Farfalla” è il tatuaggio che ti porti sulla schiena. È lo sguardo di chi si limita a riassumere la tua vita dall’esterno. È l’amore che ti trova nella nudità di un’anima che grida, rabbiosa e desiderosa di lanciare i sogni dal cassetto al palco.

“Sogni e incubi” in feat con Clementino è la storia di un’esigenza che pur con riferimenti culturali diversi denota l’intimo bisogno di trovare nell’arte una via di fuga. Più che evasione esoterica questa diventa la strada maestra che ti risolleva dalla strada.

La mia casa era sempre lontana /
La cattiveria sulla dignità /
Stavo per fare anche un brutto finale /
Tutti questi sogni mandati a puttane /
Quelle notti in cui sei un animale /
Psicofarmaci mischiati con la rabbia /
Mi Ricordo strade scure abbandonate /
Questo cellulare ha voglia di squillare

Scorrono in coda “Cracovia pt 3”, “America” e “Oltre” nelle quali il tema dell’affermazione di sé e della propria identità la fa da padrone, rafforzata da una produzione che pur collocando il giovane cresciuto a Santa Maria delle Mole in un contesto altamente competitivo, riesce, grazie ad un timbro riconoscibile a dare credibilità alla narrazione.

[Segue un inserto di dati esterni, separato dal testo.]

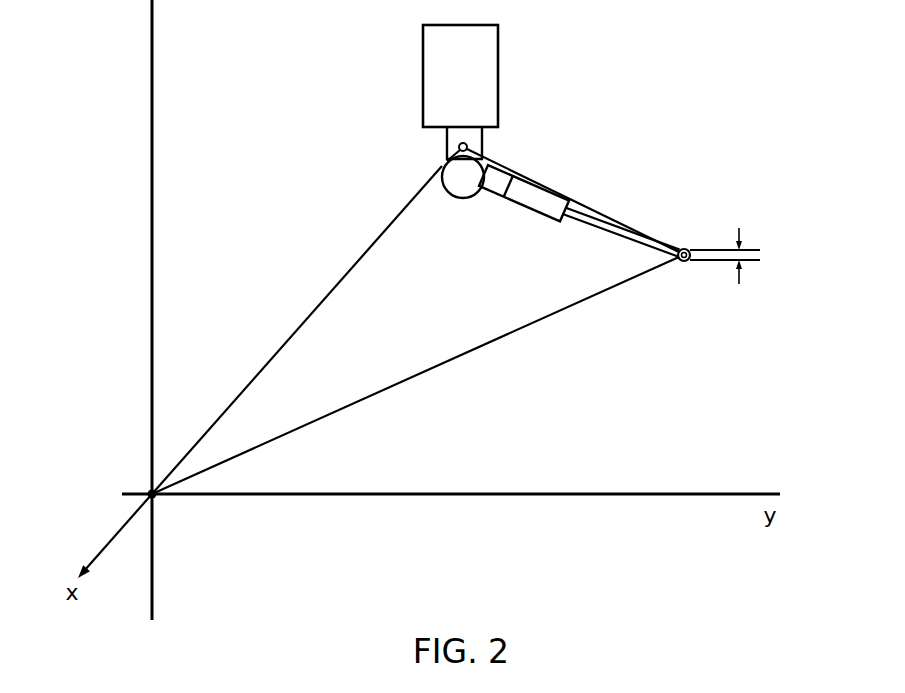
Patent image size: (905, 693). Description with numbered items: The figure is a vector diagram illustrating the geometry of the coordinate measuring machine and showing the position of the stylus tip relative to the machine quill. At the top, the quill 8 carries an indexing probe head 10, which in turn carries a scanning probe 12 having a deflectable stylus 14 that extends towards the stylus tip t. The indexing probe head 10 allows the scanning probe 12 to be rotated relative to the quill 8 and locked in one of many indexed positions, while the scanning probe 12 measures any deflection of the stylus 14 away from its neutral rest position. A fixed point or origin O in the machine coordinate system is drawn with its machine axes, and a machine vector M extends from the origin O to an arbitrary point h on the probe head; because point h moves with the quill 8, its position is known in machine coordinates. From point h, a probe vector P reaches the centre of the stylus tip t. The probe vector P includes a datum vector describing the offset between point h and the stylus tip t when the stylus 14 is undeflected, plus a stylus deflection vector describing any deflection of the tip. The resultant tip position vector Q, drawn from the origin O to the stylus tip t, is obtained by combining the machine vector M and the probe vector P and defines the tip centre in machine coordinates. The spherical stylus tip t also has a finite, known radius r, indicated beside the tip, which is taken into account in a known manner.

The quill 8 is at (468, 85).
The indexing probe head 10 is at (446, 198).
The scanning probe 12 is at (524, 218).
The deflectable stylus 14 is at (594, 234).
The arbitrary point on the probe head h is at (467, 145).
The probe vector P is at (531, 176).
The machine vector M is at (343, 326).
The resultant tip position vector Q is at (490, 382).
The origin O is at (96, 530).
The stylus tip t is at (730, 254).
The stylus tip radius r is at (731, 255).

Il disco finisce con “Te lo prometto” singolo certificato disco di platino che rappresenta, in un certo senso, la risoluzione del viaggio.

Il Tre si mette le ali per portare lontano il sogno di un bambino che ha saputo vedere dove gli altri non avevano neanche la sensibilità di guardare. Però, ciò che conta, quando si parte, è sapere sempre dove tornare. “Te lo prometto”, non è altro che questo: l’inizio e la fine.

Non importa se ho fatto successo /
Mi interessa più da dove vengo /
La mia casa è dove tira vento /
La mia vita è sopra quel cemento /
Quante ne abbiamo passate sopra quelle strade /
Le abitudini che avevo, sai che non sono cambiate /
Quelle frasi addosso come se fossero tatuate /
Fanno ancora male anche se adesso sono più lontane.

Concludo, contro ogni mio solito, con un plauso assolutamente imparziale a “Il tuo nome” che mi è rimasta in testa da quando ho ascoltato il disco per la prima volta e mi tiene viva nel tepore di un tempo nel quale a chi non ha un posto in questo mondo non resta che mettersi le ali e sognare!